The process was carried out by specialists from medical centers in both the U.S. and Mexico. First, doctors took a biopsy of each patient’s external genitals, extracting muscle and epithelial cells, or cells that line the body’s cavities.

They then sent the samples to a manufacturing facility, where the cells were expanded and placed on biodegradable material that was hand-sewn “into a vagina-like shape,” each “tailor-made” to fit each patient, a release on the findings said.

Previous research in Atala’s lab had shown that once these so-called "scaffolds" are implanted in the body, blood vessels and nerves form and cells expand to create tissue. The cells also build a “permanent support structure – gradually replacing the engineered scaffold with a new organ,” the release said.

Surgeons carried out this part of the procedure five or six weeks after the biopsies.
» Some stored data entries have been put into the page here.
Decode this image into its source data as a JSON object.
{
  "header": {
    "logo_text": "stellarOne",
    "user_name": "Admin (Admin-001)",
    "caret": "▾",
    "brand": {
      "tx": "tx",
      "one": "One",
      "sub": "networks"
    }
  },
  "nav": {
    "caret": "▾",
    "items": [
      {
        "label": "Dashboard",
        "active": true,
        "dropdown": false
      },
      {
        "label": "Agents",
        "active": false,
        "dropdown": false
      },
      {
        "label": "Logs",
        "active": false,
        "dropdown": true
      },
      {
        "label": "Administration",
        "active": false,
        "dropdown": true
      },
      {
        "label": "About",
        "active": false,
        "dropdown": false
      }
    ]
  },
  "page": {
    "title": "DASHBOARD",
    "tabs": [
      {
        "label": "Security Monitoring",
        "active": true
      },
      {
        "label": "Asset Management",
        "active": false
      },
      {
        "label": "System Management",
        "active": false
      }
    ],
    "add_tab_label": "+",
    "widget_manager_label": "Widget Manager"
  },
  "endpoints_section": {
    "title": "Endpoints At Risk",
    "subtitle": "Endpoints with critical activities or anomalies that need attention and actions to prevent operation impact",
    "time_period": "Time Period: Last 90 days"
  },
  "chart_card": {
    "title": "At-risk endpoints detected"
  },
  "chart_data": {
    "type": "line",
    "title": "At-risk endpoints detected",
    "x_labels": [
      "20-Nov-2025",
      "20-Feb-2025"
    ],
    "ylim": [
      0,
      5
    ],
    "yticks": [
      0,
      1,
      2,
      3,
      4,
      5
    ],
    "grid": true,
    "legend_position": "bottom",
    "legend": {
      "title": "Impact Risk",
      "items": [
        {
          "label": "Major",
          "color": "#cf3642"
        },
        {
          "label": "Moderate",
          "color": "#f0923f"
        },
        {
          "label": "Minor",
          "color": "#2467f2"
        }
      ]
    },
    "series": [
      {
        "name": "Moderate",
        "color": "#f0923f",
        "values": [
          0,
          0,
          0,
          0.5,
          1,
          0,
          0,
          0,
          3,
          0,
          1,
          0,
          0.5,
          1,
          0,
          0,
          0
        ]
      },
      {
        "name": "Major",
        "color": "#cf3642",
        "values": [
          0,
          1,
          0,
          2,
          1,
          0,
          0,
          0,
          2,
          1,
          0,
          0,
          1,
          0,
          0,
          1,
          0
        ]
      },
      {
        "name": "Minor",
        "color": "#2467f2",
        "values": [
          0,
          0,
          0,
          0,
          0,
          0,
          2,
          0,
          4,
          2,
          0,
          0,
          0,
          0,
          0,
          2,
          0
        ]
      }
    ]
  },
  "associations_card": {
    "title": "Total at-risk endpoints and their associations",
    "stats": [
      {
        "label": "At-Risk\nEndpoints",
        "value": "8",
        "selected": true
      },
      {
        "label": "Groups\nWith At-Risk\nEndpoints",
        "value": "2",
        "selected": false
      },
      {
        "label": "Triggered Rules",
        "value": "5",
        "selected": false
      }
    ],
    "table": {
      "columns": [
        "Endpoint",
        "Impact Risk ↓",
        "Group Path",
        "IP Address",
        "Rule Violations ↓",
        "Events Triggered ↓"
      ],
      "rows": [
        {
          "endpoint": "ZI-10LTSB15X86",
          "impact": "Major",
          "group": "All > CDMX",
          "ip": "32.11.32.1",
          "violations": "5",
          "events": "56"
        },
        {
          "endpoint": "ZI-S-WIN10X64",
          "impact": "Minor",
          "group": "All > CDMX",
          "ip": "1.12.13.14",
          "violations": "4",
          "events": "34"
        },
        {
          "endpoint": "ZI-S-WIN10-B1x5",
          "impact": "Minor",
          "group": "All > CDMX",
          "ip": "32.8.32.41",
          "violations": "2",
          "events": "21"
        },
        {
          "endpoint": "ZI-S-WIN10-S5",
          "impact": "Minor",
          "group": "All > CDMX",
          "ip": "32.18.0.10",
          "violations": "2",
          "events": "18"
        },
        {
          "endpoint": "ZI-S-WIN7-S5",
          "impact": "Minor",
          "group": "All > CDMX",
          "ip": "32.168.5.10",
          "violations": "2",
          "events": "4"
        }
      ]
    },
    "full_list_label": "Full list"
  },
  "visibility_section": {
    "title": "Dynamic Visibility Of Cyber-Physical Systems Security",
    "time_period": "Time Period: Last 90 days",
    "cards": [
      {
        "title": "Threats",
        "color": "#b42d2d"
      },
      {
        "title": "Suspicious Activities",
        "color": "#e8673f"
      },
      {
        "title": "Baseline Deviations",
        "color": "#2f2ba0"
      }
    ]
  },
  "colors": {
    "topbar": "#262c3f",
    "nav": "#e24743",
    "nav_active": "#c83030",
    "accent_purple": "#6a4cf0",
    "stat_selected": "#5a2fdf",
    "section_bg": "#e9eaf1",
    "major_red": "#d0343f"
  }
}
At the HIMFG Tissue Engineering Laboratory in Mexico City, which has a partnership with the Wake Forest medical center, they carved a canal in the patients’ pelvises, then sutured the scaffolds to their reproductive structures.

It’s similar to the methods Atala and his team used to build replacement bladders for nine children starting in 1998, and implant lab-built urethras in young boys. And it worked. ​​​​​​​​​​

"They now have their own organ, made out of their own tissue, so the body did recognize it as being their own. In fact, the organ grew as the patients grew," Atala tells U.S. News. "We followed this very closely: did yearly X-rays, visualized them yearly with endoscopy, did biopsies, did sexual function questionnaires yearly, and they were still in the normal range eight years later."​

The procedure is still a long way from becoming common practice, and Atala's team declined to estimate its cost.

"Even if we were able to add up the cost of materials and researchers’ time, the costs to treat these first four patients wouldn’t correspond to what the treatment would cost if it is one day commercially available," they say in an emailed statement to U.S. News.

For the four women, though, and the doctors who performed the procedure, "It was very rewarding," Atala says. "With these conditions that they had, it's not just the anatomical defect, it's also the overall emotional well-being for them – for any patient – who has this type of challenge."

The new procedure he and his team used could offer some advantages over current treatments for MRHK, which call for dilating existing tissue or using reconstructive surgery to create completely new vaginal tissue, at times by using skin grafts of tissue that lines the abdominal cavity.

This method can be rife with problems: The so-called vaginal “substitutes” frequently lack a muscle layer, which can lead to a contracting or narrowing of the vagina. As many as 75 percent of pediatric patients suffer complications from the procedure, most often due to narrowing or contracting.

The new procedure has been in the works since the early 1990s, when Atala and his team first explored lab-built vaginas in rabbits and mice.